On the third, our escort made us park in a police station in Loralai. Had to park on uneven ground, for our own protection you understand. Arrived late. 2am. Left early. 6am. All night surrounded by police coming and going. Police have a busy life in Loralai. Shouting, guns, sirens. Music, laughter, noise. No more dust though. We were in a small patch of green in slightly higher land. Still hot. Stupidly sweatily hot. But no dust. Instead, mosquitoes. Hundreds upon thousands of mosquitoes. No sleep. Just 4 hours of sweating and swatting.

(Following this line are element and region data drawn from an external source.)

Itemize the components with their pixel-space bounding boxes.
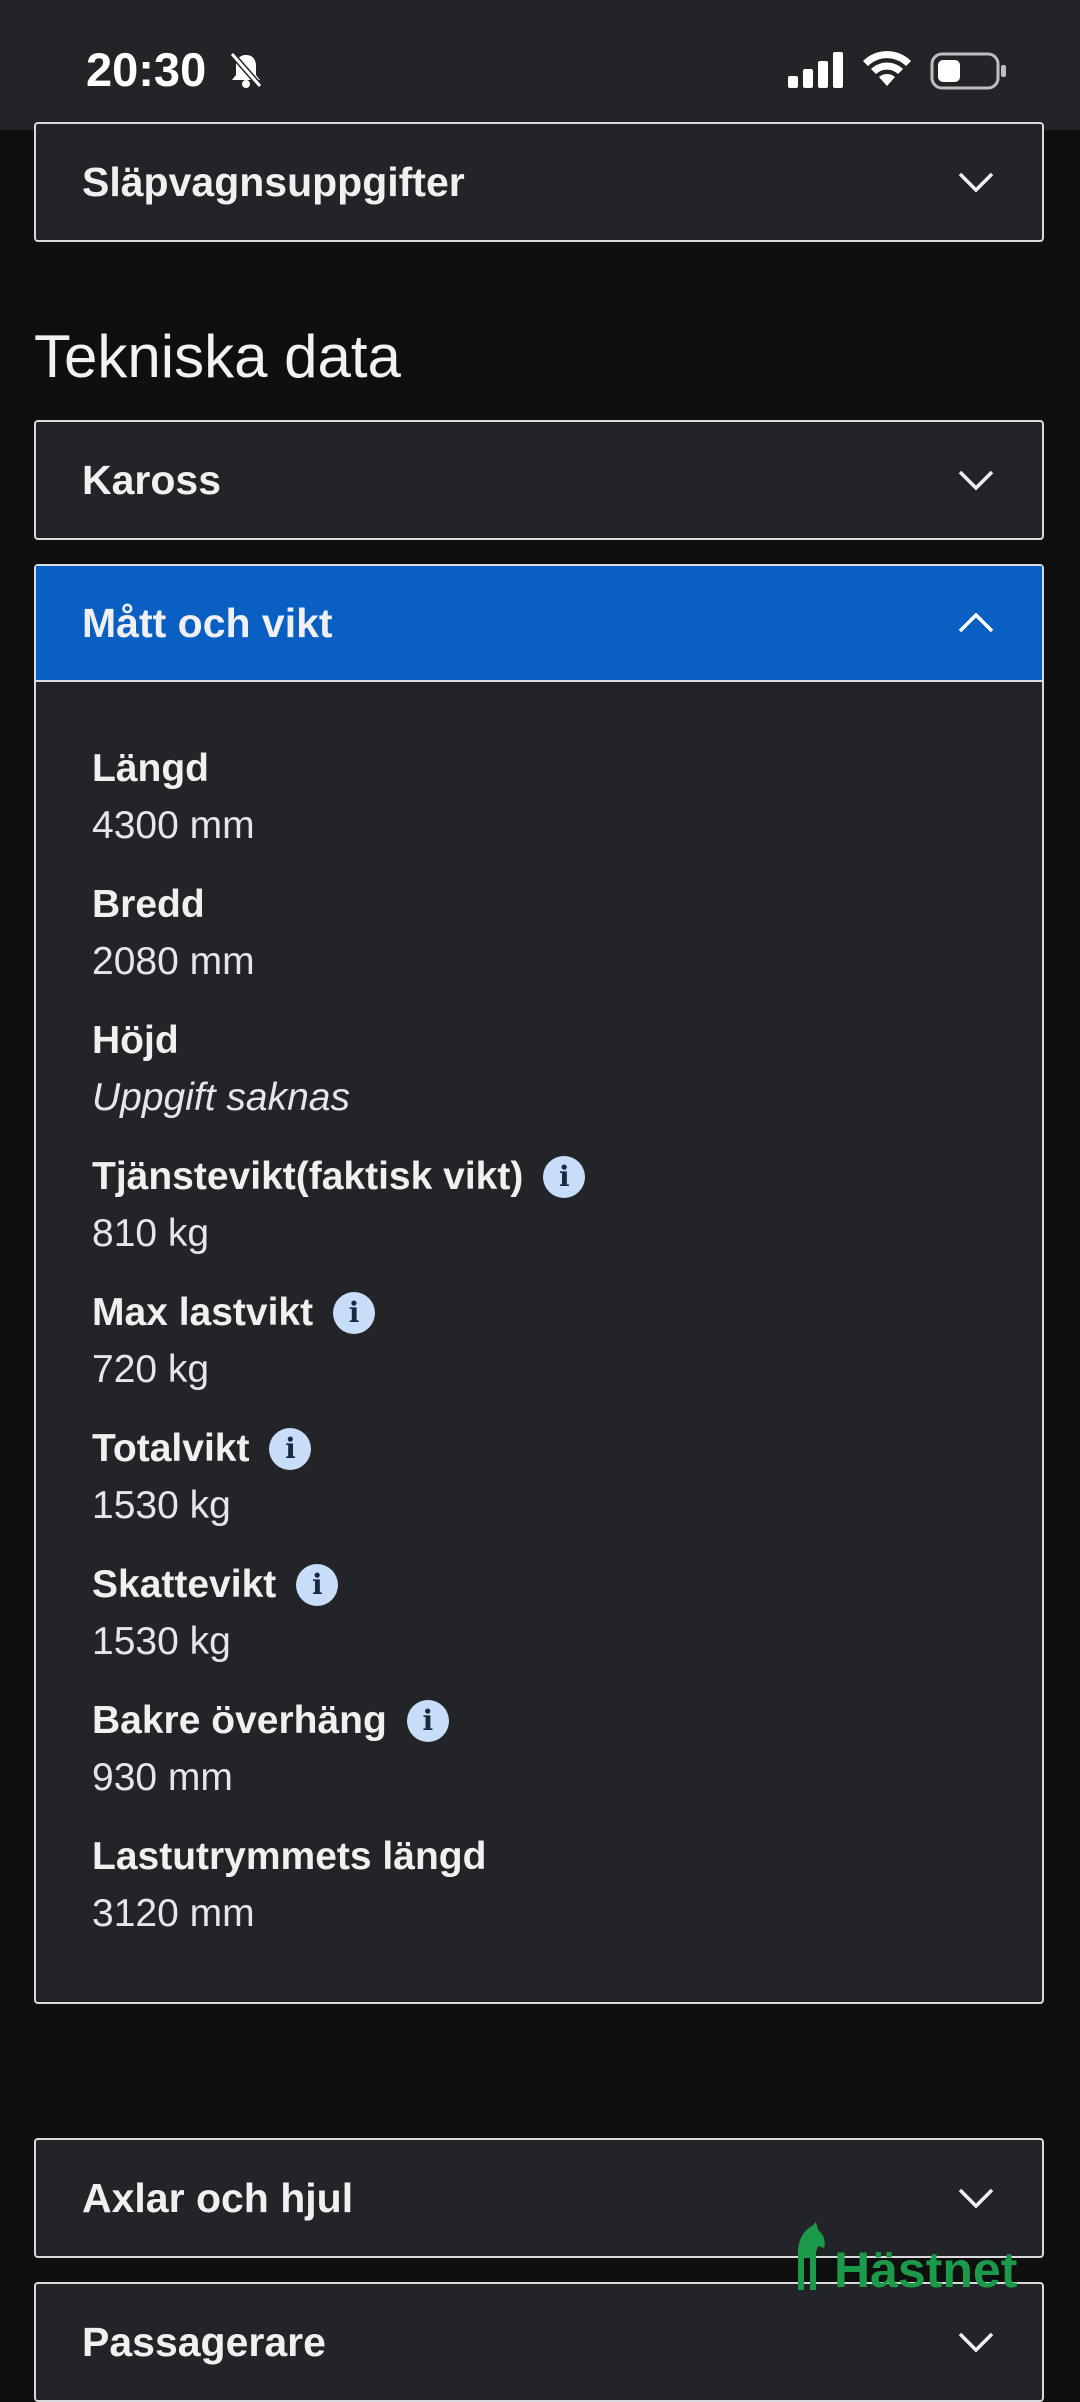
accordion-title: Axlar och hjul: [82, 2174, 354, 2221]
field-label: Lastutrymmets längd: [92, 1832, 996, 1882]
field-label-text: Lastutrymmets längd: [92, 1835, 487, 1878]
accordion-title: Mått och vikt: [82, 599, 333, 646]
accordion-header[interactable]: Mått och vikt: [36, 566, 1042, 682]
field-label: Bakre överhäng i: [92, 1696, 996, 1746]
info-icon[interactable]: i: [406, 1700, 449, 1742]
section-title: Tekniska data: [34, 323, 401, 390]
chevron-down-icon: [956, 2186, 996, 2210]
accordion-body: Längd 4300 mm Bredd 2080 mm Höjd Uppgift…: [36, 682, 1042, 2002]
field-label-text: Bredd: [92, 883, 205, 926]
horse-icon: [790, 2222, 830, 2295]
field-value: 3120 mm: [92, 1892, 255, 1935]
field-label-text: Tjänstevikt(faktisk vikt): [92, 1155, 524, 1198]
field-value: 930 mm: [92, 1756, 233, 1799]
field-value: 1530 kg: [92, 1484, 231, 1527]
field-bakre-overhang: Bakre överhäng i 930 mm: [92, 1696, 996, 1806]
info-icon[interactable]: i: [333, 1292, 376, 1334]
info-icon[interactable]: i: [543, 1156, 586, 1198]
chevron-up-icon: [956, 611, 996, 635]
chevron-down-icon: [956, 2330, 996, 2354]
info-icon[interactable]: i: [269, 1428, 312, 1470]
field-label-text: Skattevikt: [92, 1563, 277, 1606]
field-max-lastvikt: Max lastvikt i 720 kg: [92, 1288, 996, 1398]
field-label: Skattevikt i: [92, 1560, 996, 1610]
chevron-down-icon: [956, 468, 996, 492]
field-value: 1530 kg: [92, 1620, 231, 1663]
field-value: 720 kg: [92, 1348, 210, 1391]
field-skattevikt: Skattevikt i 1530 kg: [92, 1560, 996, 1670]
field-lastutrymmets-langd: Lastutrymmets längd 3120 mm: [92, 1832, 996, 1942]
field-bredd: Bredd 2080 mm: [92, 880, 996, 990]
status-time: 20:30: [86, 43, 207, 96]
field-label: Max lastvikt i: [92, 1288, 996, 1338]
field-label: Bredd: [92, 880, 996, 930]
field-label: Totalvikt i: [92, 1424, 996, 1474]
accordion-title: Passagerare: [82, 2318, 326, 2365]
field-value-missing: Uppgift saknas: [92, 1076, 350, 1119]
accordion-title: Släpvagnsuppgifter: [82, 158, 465, 205]
field-label: Längd: [92, 744, 996, 794]
battery-icon: [930, 52, 1008, 95]
info-icon[interactable]: i: [296, 1564, 339, 1606]
accordion-header[interactable]: Släpvagnsuppgifter: [36, 124, 1042, 240]
accordion-header[interactable]: Kaross: [36, 422, 1042, 538]
field-tjanstevikt: Tjänstevikt(faktisk vikt) i 810 kg: [92, 1152, 996, 1262]
accordion-kaross[interactable]: Kaross: [34, 420, 1044, 540]
cellular-signal-icon: [788, 52, 846, 93]
field-label-text: Bakre överhäng: [92, 1699, 387, 1742]
watermark-logo: Hästnet: [790, 2222, 1017, 2295]
accordion-title: Kaross: [82, 456, 222, 503]
field-label: Tjänstevikt(faktisk vikt) i: [92, 1152, 996, 1202]
field-totalvikt: Totalvikt i 1530 kg: [92, 1424, 996, 1534]
field-label-text: Höjd: [92, 1019, 179, 1062]
field-label-text: Längd: [92, 747, 209, 790]
accordion-slapvagnsuppgifter[interactable]: Släpvagnsuppgifter: [34, 122, 1044, 242]
bell-muted-icon: [226, 50, 266, 95]
accordion-header[interactable]: Passagerare: [36, 2284, 1042, 2400]
watermark-text: Hästnet: [834, 2242, 1018, 2298]
field-value: 2080 mm: [92, 940, 255, 983]
field-label: Höjd: [92, 1016, 996, 1066]
accordion-matt-och-vikt[interactable]: Mått och vikt Längd 4300 mm Bredd 2080 m…: [34, 564, 1044, 2004]
accordion-passagerare[interactable]: Passagerare: [34, 2282, 1044, 2402]
wifi-icon: [862, 50, 912, 93]
field-langd: Längd 4300 mm: [92, 744, 996, 854]
status-bar: 20:30: [0, 0, 1080, 130]
field-label-text: Totalvikt: [92, 1427, 250, 1470]
field-value: 810 kg: [92, 1212, 210, 1255]
field-hojd: Höjd Uppgift saknas: [92, 1016, 996, 1126]
field-label-text: Max lastvikt: [92, 1291, 314, 1334]
chevron-down-icon: [956, 170, 996, 194]
field-value: 4300 mm: [92, 804, 255, 847]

The other nights we just drove. Through the heat. Through the dust. No street lights. Dark days and dark dark nights. Backlit trucks, silhouetted by the head lights of other trucks. Kicking up dust as they drove. Dirt roads, dust roads. Donkey carts. Ox carts. Tuk tuks, cars and sweating kameez-clad men pulling trailers and hauling hessian dacks full of who knows what. All eerily backlit in clouds of dust. Shapes loom out of the dark. Most without lights. Driving was more than ever, an exercise in not hitting anything.

On the road we see a donkey. Hit by a passing truck. Desperately trying to get up but it can't. It only has three legs now. Dark days.

Sleep deprivation. Exhaustion. A tinge of madness. Heat. Sweat. Dust. Sandstorms. Dehydration. Filth. Dark days.

But it didn't feel dangerous. We never felt threatened. People smiled a lot. Lots of grinning and vigorous hand shakes. I'd go back. Maybe I'd travel more slowly. And sleep a little.